The salt of the isolated compound containing the amide group represented by the following formula | equation (1).

(In the formula, M represents an element belonging to Group 1 of the periodic table, P represents a first protecting group of an amine represented by the following formula (2), and Q is represented by the following formula (3). Represents the second protecting group of the amine.)

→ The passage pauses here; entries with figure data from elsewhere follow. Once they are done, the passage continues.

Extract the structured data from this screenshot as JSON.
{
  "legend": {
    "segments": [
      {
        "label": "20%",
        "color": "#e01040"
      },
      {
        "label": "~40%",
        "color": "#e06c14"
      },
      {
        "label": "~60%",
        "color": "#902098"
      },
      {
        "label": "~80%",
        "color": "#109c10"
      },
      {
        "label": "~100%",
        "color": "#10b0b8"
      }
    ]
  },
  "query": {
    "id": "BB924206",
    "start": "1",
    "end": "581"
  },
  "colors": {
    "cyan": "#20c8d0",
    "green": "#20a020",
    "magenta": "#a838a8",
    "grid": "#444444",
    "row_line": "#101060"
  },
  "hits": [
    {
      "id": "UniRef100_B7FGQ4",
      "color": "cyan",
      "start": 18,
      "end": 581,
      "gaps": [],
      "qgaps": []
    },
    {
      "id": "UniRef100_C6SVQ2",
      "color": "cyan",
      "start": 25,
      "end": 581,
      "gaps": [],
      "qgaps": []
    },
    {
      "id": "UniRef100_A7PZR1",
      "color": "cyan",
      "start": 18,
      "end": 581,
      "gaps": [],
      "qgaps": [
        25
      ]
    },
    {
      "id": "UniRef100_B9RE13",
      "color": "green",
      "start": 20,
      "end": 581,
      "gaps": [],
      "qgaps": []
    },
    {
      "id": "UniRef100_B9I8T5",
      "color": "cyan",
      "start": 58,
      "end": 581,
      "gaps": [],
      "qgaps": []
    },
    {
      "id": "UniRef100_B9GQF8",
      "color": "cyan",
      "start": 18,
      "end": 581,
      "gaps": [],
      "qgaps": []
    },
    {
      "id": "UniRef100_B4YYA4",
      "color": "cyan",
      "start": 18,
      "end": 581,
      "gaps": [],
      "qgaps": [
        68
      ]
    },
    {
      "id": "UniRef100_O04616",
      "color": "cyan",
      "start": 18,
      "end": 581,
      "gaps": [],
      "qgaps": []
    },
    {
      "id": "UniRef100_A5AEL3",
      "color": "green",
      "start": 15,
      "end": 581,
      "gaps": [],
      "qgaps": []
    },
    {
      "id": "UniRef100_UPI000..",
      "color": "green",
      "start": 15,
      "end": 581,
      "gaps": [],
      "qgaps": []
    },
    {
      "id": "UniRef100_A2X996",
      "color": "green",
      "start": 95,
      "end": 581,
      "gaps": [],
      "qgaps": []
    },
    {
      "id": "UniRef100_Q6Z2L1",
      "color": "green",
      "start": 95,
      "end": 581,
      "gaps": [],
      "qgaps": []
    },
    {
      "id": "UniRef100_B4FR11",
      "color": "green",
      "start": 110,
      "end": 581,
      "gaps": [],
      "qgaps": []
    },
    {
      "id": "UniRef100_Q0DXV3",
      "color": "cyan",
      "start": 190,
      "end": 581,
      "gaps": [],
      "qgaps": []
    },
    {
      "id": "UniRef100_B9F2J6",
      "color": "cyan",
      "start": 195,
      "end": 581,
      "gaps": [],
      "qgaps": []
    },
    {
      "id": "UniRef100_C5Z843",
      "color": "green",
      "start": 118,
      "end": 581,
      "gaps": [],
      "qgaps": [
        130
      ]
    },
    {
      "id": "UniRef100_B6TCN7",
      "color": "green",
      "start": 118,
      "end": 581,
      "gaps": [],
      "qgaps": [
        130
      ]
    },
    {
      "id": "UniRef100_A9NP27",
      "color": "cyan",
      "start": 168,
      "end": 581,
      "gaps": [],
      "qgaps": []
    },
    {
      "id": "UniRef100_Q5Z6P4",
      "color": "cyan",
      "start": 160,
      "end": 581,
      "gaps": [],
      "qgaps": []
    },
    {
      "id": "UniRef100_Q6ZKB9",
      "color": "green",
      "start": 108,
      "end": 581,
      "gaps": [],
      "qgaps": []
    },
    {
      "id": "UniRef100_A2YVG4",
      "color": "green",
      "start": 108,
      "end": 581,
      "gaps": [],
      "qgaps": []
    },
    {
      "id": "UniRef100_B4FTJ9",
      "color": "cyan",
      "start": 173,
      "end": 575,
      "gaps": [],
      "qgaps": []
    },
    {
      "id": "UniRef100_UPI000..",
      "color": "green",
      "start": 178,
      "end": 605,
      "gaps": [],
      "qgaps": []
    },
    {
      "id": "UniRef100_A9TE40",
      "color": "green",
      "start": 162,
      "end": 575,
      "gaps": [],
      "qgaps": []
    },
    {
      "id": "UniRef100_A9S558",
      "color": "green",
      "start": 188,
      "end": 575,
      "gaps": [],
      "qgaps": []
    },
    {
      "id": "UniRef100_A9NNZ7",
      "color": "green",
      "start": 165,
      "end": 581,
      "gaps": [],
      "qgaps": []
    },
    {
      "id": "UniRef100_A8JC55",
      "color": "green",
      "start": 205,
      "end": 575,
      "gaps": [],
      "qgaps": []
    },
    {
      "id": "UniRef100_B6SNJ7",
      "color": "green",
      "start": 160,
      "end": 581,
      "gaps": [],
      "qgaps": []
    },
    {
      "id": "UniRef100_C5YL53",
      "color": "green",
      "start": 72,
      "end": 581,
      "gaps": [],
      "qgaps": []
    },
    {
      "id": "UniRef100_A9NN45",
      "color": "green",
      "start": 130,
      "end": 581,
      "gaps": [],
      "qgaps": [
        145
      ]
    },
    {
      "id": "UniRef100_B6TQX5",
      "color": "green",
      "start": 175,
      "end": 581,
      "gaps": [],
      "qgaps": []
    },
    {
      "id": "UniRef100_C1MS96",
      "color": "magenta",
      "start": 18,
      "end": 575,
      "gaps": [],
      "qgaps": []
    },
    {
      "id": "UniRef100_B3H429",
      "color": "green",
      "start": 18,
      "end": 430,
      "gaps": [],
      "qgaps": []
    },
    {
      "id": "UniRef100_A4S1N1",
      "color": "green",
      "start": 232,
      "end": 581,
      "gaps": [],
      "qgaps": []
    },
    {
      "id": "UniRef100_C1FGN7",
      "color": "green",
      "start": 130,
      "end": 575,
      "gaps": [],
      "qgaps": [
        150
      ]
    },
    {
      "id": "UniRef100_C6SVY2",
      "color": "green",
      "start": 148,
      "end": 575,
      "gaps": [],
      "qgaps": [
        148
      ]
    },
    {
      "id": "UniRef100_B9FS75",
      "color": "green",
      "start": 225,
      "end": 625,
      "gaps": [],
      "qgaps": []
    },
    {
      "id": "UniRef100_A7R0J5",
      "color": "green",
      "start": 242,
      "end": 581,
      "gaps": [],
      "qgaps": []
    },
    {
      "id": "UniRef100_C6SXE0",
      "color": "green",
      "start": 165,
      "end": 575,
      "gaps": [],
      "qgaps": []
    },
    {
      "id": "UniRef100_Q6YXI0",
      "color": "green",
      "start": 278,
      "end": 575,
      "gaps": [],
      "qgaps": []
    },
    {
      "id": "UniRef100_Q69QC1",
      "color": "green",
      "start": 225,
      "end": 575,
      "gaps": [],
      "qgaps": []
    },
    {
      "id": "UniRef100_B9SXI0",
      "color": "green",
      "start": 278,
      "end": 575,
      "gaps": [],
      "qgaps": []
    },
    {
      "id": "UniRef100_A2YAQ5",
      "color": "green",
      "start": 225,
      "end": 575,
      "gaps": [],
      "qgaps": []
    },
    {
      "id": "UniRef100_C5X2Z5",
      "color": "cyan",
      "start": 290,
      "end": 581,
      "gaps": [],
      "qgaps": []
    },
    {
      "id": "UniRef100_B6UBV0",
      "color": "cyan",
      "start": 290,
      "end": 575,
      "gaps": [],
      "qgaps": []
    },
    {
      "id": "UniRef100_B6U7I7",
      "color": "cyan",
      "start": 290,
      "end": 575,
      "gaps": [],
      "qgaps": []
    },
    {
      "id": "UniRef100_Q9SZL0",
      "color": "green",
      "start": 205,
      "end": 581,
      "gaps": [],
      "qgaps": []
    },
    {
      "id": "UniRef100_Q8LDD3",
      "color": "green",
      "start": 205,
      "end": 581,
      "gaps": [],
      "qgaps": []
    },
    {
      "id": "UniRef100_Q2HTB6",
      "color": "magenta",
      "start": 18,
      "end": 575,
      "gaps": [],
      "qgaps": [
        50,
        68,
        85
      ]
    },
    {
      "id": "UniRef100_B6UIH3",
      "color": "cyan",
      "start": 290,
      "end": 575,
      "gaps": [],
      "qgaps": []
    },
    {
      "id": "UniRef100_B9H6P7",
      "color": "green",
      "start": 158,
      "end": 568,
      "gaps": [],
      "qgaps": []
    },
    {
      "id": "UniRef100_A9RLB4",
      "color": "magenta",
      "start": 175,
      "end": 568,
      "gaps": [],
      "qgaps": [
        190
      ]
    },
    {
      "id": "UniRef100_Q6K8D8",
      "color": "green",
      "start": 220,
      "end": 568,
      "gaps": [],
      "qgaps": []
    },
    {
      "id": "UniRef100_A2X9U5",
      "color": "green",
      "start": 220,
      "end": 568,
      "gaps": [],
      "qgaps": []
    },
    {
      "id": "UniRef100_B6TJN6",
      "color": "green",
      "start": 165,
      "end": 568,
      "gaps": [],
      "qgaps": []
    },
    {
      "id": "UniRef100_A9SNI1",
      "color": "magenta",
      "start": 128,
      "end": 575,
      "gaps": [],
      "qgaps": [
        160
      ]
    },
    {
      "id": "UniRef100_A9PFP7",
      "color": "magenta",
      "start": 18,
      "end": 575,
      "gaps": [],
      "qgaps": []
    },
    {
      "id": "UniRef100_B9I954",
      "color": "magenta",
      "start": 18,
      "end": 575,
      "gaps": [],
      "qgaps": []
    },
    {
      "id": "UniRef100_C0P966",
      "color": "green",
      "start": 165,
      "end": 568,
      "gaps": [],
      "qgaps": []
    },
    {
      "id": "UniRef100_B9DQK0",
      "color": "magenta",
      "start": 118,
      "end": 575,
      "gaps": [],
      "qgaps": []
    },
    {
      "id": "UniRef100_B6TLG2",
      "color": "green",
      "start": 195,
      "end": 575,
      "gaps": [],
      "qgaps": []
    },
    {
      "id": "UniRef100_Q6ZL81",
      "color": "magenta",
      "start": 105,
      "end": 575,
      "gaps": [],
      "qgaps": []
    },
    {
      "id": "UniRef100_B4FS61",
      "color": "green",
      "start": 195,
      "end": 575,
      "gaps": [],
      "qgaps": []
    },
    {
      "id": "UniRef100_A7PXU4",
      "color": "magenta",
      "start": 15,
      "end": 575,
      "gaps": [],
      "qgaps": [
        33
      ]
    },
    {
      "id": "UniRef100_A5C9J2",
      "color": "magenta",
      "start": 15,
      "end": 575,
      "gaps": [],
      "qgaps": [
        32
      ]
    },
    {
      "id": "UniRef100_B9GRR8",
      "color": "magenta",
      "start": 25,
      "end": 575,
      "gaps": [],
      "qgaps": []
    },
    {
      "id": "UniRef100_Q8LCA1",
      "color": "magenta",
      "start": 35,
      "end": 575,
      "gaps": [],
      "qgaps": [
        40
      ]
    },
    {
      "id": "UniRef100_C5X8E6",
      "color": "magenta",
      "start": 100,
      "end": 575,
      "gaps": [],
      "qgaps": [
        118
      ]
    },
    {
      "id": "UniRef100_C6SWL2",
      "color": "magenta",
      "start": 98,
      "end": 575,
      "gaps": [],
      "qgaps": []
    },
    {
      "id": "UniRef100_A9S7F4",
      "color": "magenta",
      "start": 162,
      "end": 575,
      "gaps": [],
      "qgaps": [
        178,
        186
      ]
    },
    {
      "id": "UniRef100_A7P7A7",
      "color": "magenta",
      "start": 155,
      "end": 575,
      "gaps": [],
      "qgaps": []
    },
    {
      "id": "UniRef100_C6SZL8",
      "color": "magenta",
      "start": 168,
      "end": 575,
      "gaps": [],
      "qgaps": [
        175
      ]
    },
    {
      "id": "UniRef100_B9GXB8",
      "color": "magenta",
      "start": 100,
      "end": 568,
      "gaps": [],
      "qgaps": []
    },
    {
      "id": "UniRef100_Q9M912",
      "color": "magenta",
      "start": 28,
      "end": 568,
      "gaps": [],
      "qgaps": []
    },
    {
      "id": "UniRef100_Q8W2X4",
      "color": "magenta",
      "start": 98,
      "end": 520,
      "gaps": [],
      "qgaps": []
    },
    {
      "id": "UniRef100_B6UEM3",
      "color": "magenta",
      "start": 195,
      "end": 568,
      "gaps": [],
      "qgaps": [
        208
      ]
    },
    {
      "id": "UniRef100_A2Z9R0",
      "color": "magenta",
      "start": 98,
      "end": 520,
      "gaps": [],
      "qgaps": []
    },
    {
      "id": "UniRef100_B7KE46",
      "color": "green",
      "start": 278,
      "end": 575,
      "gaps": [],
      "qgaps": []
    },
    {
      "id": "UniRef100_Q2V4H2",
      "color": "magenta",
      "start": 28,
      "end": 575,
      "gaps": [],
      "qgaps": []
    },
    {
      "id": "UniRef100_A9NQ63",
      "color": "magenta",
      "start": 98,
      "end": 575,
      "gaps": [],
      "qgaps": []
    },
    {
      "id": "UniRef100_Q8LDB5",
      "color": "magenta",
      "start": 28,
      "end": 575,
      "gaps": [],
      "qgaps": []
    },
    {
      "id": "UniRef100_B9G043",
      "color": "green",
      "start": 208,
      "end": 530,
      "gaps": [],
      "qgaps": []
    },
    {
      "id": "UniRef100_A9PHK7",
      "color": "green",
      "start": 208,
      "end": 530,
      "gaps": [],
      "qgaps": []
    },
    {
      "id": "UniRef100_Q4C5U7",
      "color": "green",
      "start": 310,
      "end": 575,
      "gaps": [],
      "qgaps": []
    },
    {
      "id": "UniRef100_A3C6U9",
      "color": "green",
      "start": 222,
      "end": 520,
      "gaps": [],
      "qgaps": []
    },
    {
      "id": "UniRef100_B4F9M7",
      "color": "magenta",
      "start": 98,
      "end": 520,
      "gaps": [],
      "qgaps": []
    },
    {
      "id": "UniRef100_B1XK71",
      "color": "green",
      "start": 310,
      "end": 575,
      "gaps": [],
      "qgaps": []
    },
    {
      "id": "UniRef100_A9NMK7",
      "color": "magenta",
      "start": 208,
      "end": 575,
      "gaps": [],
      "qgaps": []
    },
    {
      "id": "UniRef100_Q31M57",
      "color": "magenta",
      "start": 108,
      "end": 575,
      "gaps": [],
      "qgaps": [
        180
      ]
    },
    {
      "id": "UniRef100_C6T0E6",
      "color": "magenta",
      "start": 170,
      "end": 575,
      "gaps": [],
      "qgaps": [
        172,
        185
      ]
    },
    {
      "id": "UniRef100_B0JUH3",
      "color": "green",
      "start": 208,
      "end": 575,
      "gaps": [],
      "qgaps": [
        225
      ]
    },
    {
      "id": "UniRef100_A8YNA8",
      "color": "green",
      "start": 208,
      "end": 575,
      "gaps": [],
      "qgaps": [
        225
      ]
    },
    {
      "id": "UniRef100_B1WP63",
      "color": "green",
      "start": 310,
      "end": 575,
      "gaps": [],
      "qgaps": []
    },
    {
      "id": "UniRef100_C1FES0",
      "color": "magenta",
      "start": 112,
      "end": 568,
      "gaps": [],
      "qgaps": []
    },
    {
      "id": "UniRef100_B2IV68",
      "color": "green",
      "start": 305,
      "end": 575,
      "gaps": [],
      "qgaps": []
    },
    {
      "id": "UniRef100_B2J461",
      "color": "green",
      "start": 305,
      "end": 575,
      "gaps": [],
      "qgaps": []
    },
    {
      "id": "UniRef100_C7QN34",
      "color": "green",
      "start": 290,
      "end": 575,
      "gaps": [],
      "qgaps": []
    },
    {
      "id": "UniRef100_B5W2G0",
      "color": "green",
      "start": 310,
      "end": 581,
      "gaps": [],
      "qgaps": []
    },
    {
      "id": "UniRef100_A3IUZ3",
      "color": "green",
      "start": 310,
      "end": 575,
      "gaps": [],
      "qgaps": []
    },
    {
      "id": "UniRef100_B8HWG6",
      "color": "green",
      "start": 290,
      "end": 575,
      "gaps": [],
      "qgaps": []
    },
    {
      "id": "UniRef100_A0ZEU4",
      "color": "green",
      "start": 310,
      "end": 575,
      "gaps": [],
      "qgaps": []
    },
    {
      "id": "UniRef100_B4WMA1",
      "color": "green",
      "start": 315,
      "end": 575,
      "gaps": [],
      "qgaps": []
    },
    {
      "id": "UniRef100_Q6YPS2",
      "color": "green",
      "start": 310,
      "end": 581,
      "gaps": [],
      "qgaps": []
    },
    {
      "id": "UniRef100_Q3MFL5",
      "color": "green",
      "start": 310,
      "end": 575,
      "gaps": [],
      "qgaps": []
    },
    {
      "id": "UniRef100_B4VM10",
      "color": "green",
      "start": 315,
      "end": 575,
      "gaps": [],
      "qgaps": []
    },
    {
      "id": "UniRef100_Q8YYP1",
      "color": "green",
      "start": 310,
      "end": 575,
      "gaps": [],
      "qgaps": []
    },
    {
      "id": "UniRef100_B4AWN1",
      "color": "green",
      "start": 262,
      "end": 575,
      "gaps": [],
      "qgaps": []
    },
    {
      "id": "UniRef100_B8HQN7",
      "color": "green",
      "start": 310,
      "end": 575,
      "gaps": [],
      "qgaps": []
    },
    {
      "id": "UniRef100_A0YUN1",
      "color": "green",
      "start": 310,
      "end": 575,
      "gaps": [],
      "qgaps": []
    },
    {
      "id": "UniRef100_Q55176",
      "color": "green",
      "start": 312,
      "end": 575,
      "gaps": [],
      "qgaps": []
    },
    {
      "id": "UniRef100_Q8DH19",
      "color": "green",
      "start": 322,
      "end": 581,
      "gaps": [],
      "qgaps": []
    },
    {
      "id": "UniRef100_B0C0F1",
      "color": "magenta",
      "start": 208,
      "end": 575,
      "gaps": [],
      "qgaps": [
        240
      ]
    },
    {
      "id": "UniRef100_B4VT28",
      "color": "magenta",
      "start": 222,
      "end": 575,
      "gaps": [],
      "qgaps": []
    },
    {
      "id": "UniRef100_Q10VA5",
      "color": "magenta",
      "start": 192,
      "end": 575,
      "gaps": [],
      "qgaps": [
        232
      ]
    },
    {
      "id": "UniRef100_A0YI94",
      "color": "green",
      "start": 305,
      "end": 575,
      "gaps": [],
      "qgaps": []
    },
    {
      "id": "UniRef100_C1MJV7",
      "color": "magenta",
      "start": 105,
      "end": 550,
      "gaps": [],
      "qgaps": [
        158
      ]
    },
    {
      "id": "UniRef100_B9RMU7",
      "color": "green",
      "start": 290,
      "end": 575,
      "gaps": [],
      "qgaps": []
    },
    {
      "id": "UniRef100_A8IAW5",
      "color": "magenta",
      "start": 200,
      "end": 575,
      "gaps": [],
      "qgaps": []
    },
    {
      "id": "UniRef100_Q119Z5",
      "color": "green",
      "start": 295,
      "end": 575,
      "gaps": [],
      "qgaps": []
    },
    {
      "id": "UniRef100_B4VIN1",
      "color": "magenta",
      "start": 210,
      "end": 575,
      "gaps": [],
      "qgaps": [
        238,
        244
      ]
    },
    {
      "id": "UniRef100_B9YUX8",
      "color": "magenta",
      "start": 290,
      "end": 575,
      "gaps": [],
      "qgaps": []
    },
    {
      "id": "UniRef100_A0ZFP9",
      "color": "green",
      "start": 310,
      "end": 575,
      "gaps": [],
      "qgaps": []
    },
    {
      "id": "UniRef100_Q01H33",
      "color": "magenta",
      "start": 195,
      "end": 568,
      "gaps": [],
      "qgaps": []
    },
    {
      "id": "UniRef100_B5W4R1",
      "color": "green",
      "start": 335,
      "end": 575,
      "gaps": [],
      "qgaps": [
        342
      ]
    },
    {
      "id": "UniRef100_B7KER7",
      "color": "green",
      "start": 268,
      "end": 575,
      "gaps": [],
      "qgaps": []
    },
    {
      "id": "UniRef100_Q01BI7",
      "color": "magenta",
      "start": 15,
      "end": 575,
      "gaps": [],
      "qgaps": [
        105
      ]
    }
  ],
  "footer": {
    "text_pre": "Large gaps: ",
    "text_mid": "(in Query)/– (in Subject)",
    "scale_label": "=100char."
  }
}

(In the formula, R ¹ and R ² each independently represents a hydrocarbon group which may have a substituent.) R ¹ and R ^{2 in} formulas (2) and (3) each independently have an alkyl group which may have a substituent, an alkenyl group which may have a substituent, or a substituent. Of the isolated compound containing an amide group according to claim 1, which is an alkynyl group which may be substituted, an aryl group which may have a substituent or an aralkyl group which may have a substituent. salt.   P in the formula (1) is a Cbz (benzyloxycarbonyl) group, a Boc (tert-butoxycarbonyl) group, a Troc (2,2,2-trichloroethoxycarbonyl) group or an Alloc (allyloxycarbonyl) group. A salt of an isolated compound comprising the amide group according to claim 1 or 2. Salts of R ² in the formula (3) is an alkyl group having 1 to 4 carbon atoms, a compound isolated containing amide groups according to claim 1.   The reagent for amide group introduction | transduction which is a salt of the isolated compound containing the amide group in any one of Claims 1-4. A method for producing a salt of an isolated compound comprising the amide group according to any one of claims 1 to 4,
The compound represented by the following formula (4) and the compound represented by the following formula (5) are reacted,

(In the formula, R ³ represents a halogen atom or —OQ.)
Converting to a compound represented by the following formula (6):

A step of reacting a compound represented by the formula (6) obtained in the step with a compound represented by the following formula (7):

A manufacturing method comprising: Reacting a salt of an isolated compound comprising the amide group according to any one of claims 1 to 4 with a substrate compound having an electron withdrawing group;
A method for synthesizing an amide compound using a salt of an isolated compound containing an amide group.   The synthesis method according to claim 7, wherein the electron withdrawing group is a halogen atom, an alkylsulfonyl group which may have a substituent, or an arylsulfonyl group which may have a substituent.